Today my family spent the day in the mountains. We went to the river where my husband and oldest son went kayaking while I was on shore being a nervous mother. All the while thinking back to a video my husband showed me when we were first together.
It's of him when he was first learning to kayak. He had just come out of his boat and was trying to get away from a rapid, but the current kept sucking him back. His dad sat there calmly and filmed him while in the background you could hear his mom screaming (not too coherently - but I'm sure she was screaming her concern). Her family always made fun of her for it, but today I got a taste of what it would have been like. My son flipped on his first rapid and my heart turned to stone in my chest. Luckily he got out okay and back in his boat, so I didn't need to scream.

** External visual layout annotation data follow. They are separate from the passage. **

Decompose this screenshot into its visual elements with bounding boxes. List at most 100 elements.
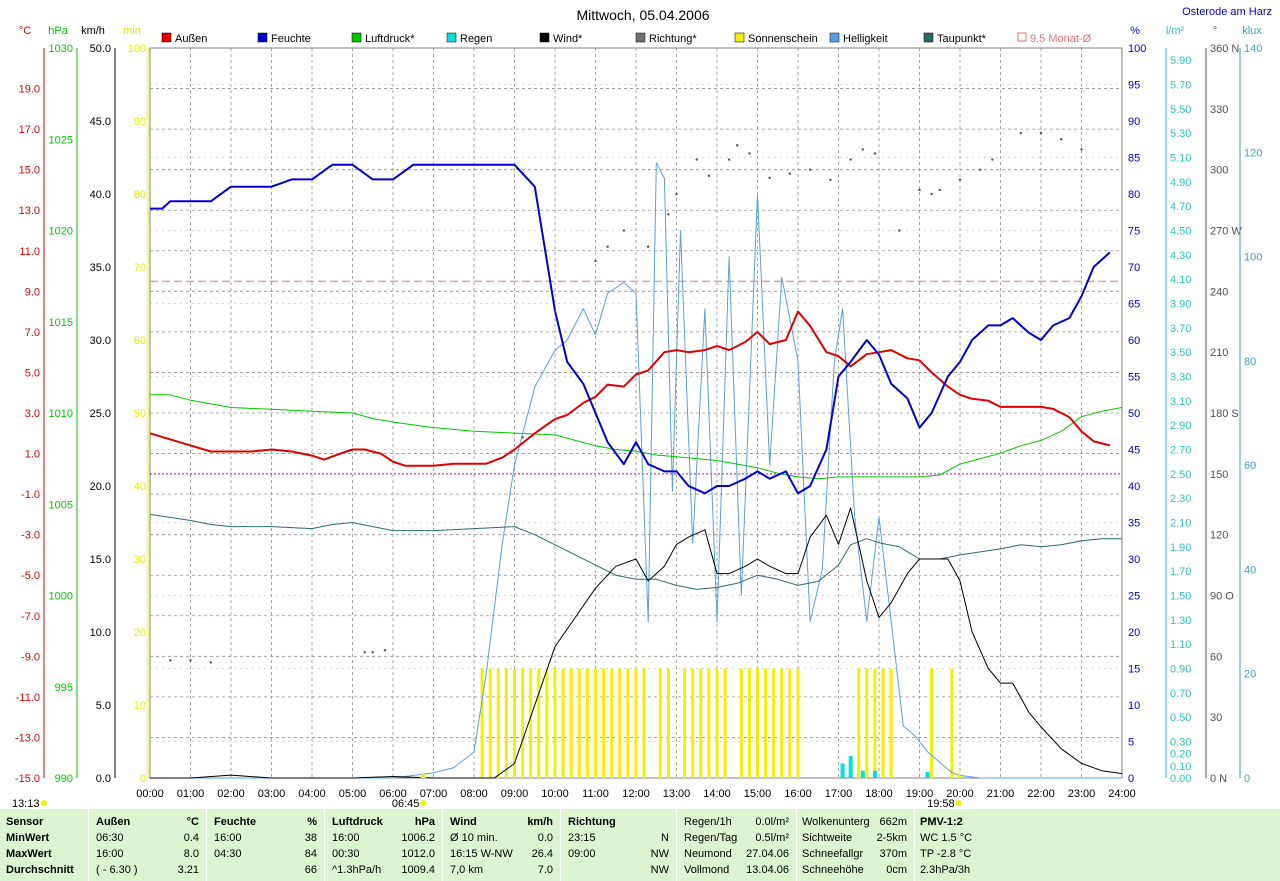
series-lines [149, 162, 1123, 779]
tick-label-humidity: 55 [1128, 372, 1140, 384]
sunshine-bar [577, 668, 581, 778]
legend-label: Außen [175, 33, 207, 45]
footer-row-label: Durchschnitt [6, 864, 74, 876]
legend-swatch [923, 32, 934, 43]
tick-label-lux: 0 [1244, 773, 1250, 785]
sunshine-bar [537, 668, 541, 778]
tick-label-pressure: 1020 [49, 226, 73, 238]
direction-point [748, 152, 751, 155]
tick-label-time: 17:00 [825, 788, 853, 800]
tick-label-lux: 80 [1244, 356, 1256, 368]
direction-point [768, 176, 771, 179]
tick-label-time: 00:00 [136, 788, 164, 800]
footer-feuchte-title: Feuchte [214, 816, 257, 828]
sunshine-bar [585, 668, 589, 778]
direction-point [521, 436, 524, 439]
footer-wolken-label: Sichtweite [802, 832, 853, 844]
footer-luftdruck-time: 00:30 [332, 848, 360, 860]
sun-icon [41, 800, 47, 806]
sunshine-bar [496, 668, 500, 778]
reference-lines [150, 280, 1122, 475]
direction-point [383, 649, 387, 652]
footer-wind-value: 0.0 [537, 832, 553, 844]
axis-unit-pressure: hPa [48, 25, 68, 37]
direction-point [707, 174, 711, 177]
footer-wind-value: 26.4 [531, 848, 553, 860]
sunshine-bar [642, 668, 646, 778]
tick-label-time: 24:00 [1108, 788, 1136, 800]
tick-label-rain: 5.30 [1170, 128, 1191, 140]
tick-label-direction: 360 N [1210, 43, 1239, 55]
tick-label-wind: 20.0 [90, 481, 111, 493]
sunshine-bar [889, 668, 893, 778]
sunset-marker [955, 772, 962, 778]
tick-label-humidity: 20 [1128, 627, 1140, 639]
tick-label-sun: 40 [134, 481, 146, 493]
tick-label-humidity: 70 [1128, 262, 1140, 274]
footer-aussen-time: 16:00 [96, 848, 124, 860]
tick-label-time: 16:00 [784, 788, 812, 800]
tick-label-pressure: 1010 [49, 408, 73, 420]
tick-label-temp: -7.0 [21, 611, 40, 623]
direction-point [898, 229, 901, 232]
tick-label-time: 22:00 [1027, 788, 1055, 800]
tick-label-temp: 19.0 [19, 84, 40, 96]
sunshine-bar [873, 668, 877, 778]
direction-point [930, 192, 933, 196]
direction-point [646, 245, 650, 248]
footer-regen-label: Regen/1h [684, 816, 732, 828]
sunshine-bar [610, 668, 614, 778]
direction-point [873, 152, 877, 155]
tick-label-temp: 3.0 [25, 408, 40, 420]
series-line-helligkeit [150, 162, 1122, 779]
tick-label-time: 23:00 [1068, 788, 1096, 800]
footer-regen-value: 0.5l/m² [755, 832, 789, 844]
footer-richtung-value: NW [650, 864, 669, 876]
tick-label-time: 03:00 [258, 788, 286, 800]
direction-point [695, 158, 698, 161]
direction-point [808, 168, 812, 171]
sunshine-bar [545, 668, 549, 778]
legend-swatch [446, 32, 457, 43]
tick-label-direction: 240 [1210, 286, 1228, 298]
footer-feuchte-value: 66 [304, 864, 317, 876]
sunshine-bar [747, 668, 751, 778]
series-line-außen [149, 310, 1111, 467]
footer-wolken-value: 370m [879, 848, 907, 860]
tick-label-rain: 1.90 [1170, 542, 1191, 554]
sunshine-bar [658, 668, 662, 778]
sunshine-bar [691, 668, 695, 778]
sunset-icon [955, 800, 962, 806]
direction-point [849, 158, 852, 161]
axis-unit-lux: klux [1242, 25, 1262, 37]
tick-label-humidity: 25 [1128, 591, 1140, 603]
footer-wind-time: 16:15 W-NW [450, 848, 513, 860]
legend-label: Regen [460, 33, 492, 45]
tick-label-temp: -3.0 [21, 530, 40, 542]
sunshine-bar [683, 668, 687, 778]
footer-wind-time: Ø 10 min. [450, 832, 498, 844]
tick-label-temp: 17.0 [19, 124, 40, 136]
separator [560, 809, 561, 881]
axes: 19.0 17.0 15.0 13.0 11.0 9.0 7.0 5.0 3.0 1.0 -1.0 -… [12, 25, 1262, 809]
tick-label-direction: 0 N [1210, 773, 1227, 785]
tick-label-time: 19:00 [906, 788, 934, 800]
sunshine-bar [881, 668, 885, 778]
tick-label-rain: 4.90 [1170, 177, 1191, 189]
tick-label-rain: 3.70 [1170, 323, 1191, 335]
tick-label-direction: 90 O [1210, 591, 1234, 603]
axis-unit-sun: min [123, 25, 141, 37]
tick-label-temp: 9.0 [25, 286, 40, 298]
legend-swatch [635, 32, 646, 43]
tick-label-wind: 45.0 [90, 116, 111, 128]
tick-label-lux: 120 [1244, 147, 1262, 159]
footer-wind-value: 7.0 [537, 864, 553, 876]
tick-label-time: 05:00 [339, 788, 367, 800]
tick-label-sun: 100 [128, 43, 146, 55]
tick-label-sun: 90 [134, 116, 146, 128]
tick-label-time: 13:00 [663, 788, 691, 800]
tick-label-humidity: 5 [1128, 737, 1134, 749]
tick-label-lux: 60 [1244, 460, 1256, 472]
sunshine-bar [772, 668, 776, 778]
axis-unit-humidity: % [1130, 25, 1140, 37]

When I was a young adult, I used to think that I would never be a good writer because I had never really experienced anything tragic. I was an english major what can I say.
I think when we're writing we don't necessarily have to experience what our characters do, in fact I hope we don't. I'm pretty sure that I'll never have to rescue someone from a dragon, but I have experienced feelings of fear, inadequacy and trying to live up to your families expectations.
So even though we might put our characters in all kinds of horrible and sticky situations that we'll never experience, we can definitely draw on our own emotions when we're writing the scenes in our books.
How about you? Have you ever used a specific emotion when writing a scene?
PS: To finish the story, my husband got sucked into the rapid and popped up down stream. The picture is of the actual rapid called the Double Ledge.